A costura política entre o PL de Valdemar Costa Neto e do ex-presidente Bolsonaro com o PSDB de Reinaldo e Riedel em Mato Grosso do Sul, vai além da eleição para Prefeitura da Capital, envolve a disputa em mais 36 municípios do Estado.

Já contando com uma ampla frente de apoio de 7 partidos – PSB, PSD, Republicanos, Podemos, além do MDB, Solidariedade e PL – a candidatura de Beto Pereira está viabilizada politicamente, falta o teste das urnas.

A partir de Brasília, a cúpula do PL está atuando organicamente para assegurar coligações, principalmente nas Capitais, com grupos que tenham cacife para eleger Senadores e Deputados Federais com perfis de centro-direita nas eleições de 2026.

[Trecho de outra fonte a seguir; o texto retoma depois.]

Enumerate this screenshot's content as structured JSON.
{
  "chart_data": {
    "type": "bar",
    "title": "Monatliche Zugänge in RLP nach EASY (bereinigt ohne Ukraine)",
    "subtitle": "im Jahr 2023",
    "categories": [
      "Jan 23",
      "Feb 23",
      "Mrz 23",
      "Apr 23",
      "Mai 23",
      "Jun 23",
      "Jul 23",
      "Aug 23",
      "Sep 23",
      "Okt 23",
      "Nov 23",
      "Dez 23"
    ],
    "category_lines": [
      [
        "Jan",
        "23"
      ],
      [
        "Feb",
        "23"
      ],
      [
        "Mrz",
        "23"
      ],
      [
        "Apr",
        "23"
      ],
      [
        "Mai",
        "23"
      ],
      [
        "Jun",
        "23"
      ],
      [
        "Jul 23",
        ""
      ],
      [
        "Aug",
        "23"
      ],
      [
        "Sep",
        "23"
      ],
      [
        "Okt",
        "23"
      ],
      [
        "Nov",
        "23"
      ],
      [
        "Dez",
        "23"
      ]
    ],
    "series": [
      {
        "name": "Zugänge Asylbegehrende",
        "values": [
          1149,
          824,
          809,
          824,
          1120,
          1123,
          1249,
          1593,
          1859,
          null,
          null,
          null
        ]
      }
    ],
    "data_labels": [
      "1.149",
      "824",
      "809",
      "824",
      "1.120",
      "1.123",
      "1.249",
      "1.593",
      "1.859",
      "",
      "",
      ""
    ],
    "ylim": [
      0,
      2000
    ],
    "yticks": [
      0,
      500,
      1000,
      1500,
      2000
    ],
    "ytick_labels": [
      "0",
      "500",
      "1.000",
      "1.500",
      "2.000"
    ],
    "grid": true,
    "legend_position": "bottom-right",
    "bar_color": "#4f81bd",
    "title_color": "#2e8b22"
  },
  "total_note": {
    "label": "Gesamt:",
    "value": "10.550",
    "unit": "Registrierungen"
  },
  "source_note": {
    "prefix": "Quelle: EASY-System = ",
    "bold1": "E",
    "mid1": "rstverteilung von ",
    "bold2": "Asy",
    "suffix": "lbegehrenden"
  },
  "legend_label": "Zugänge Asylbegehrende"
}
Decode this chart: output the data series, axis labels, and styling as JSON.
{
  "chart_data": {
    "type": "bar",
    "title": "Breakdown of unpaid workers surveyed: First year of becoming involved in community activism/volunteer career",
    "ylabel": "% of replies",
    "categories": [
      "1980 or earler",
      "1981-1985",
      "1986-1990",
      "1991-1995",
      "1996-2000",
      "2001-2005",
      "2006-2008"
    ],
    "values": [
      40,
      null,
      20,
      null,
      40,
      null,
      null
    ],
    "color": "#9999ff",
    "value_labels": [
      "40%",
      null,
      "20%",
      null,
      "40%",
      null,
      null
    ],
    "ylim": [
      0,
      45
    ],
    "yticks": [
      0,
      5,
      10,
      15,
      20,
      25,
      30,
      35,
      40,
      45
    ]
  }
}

Atualmente a bancada do PL no Senado é de 12 parlamentares e, reiteradamente, não tem sido capaz de barrar as pautas que tanto incomodam a direita. O ex-governador Reinaldo Azambuja deve concorrer, pelo PL, a uma das vagas para o Senado em 2026.

Mesmo atuando ativamente no Senado, Tereza Cristina talvez ainda não tenha se engajado ao projeto de poder do PL e da cúpula da direita que enxergam na Câmara Alta o ambiente mais adequado para travar os embates para viabilizar algumas de suas pautas e, mais importante, contrapor decisões do STF.

Mas, como disse a Senadora em seu depoimento no vídeo: “o PP tem um projeto para Mato Grosso do Sul e para a nossa Capital.” A insistência neste “projeto” isola politicamente Tereza e seu grupo e leva a reboque a agora mais fragilizada candidatura de Adriane Lopes.